I, however, sit on the small apartment sofa—the color of rose petals—in the living room, waiting for Saint Esther to arrive with a hazelnut coffee and a bagel. Because that’s what she does every Sunday after singing in the church choir. She totes home a coffee and a bagel for me and we sit at the small kitchen table and eat, talking about everything from the children who cried their way through mass, to the choir director’s lost sheet music, to whatever vapid thing I’d done the night before: drinking too much, bringing home some guy I barely knew, some faceless man who Esther never sees but only hears through the paper-thin walls of our apartment.
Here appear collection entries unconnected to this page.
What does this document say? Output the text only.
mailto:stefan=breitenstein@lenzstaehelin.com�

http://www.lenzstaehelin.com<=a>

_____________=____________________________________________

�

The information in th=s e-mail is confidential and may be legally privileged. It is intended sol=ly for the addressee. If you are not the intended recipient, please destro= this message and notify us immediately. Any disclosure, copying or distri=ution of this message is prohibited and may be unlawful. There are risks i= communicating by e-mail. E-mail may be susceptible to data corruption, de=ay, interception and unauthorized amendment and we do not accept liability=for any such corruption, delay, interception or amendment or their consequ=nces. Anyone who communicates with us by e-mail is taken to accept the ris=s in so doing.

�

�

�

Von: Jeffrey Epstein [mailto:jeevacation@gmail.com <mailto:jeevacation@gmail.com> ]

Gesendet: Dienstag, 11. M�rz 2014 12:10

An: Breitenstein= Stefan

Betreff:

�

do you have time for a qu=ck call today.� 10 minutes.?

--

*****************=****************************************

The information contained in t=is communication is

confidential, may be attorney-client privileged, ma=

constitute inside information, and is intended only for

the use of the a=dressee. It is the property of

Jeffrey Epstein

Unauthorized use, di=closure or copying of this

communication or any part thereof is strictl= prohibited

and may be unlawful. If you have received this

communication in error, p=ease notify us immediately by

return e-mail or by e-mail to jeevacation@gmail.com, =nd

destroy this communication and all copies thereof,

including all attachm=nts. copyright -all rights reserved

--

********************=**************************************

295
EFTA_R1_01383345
Last night I went out, but Esther didn’t go with me. She had plans to stay home and rest. She was nursing a cold, she said, but now that I think of it, I saw no visible symptoms of illness—no coughing, no sneezing, no watery eyes. She was on the sofa, buried beneath the blanket in her comfy, cotton pajamas. Come with me, I’d begged of her. There was a new bar open on Balmoral that we’d been dying to go to, one of those chic, low-lit lounge types that only served martinis.

Come with me, I begged, but she said no.

I’d be a killjoy, Quinn, she said instead. Go without me. You’ll have more fun.

Want me to stay home with you? I asked, but it was a halfhearted suggestion. We’ll order takeout, I said, but I didn’t want to order takeout. I was in a new baby-doll dress and heels, my hair was done, my makeup was on. I’d gone so far as to shave my legs for the night; there was no way I was staying home. But at least I offered.

Esther said no, go without her and have fun.

And that’s just what I did. I went out without her and I had fun. But I didn’t go to that martini bar. No, I saved that for Esther and me to do together. Instead, I wound up at some shoddy karaoke bar, drinking too much and going home with a stranger.

When I came home for the night Esther was in bed, with her door closed. Or so I thought at the time.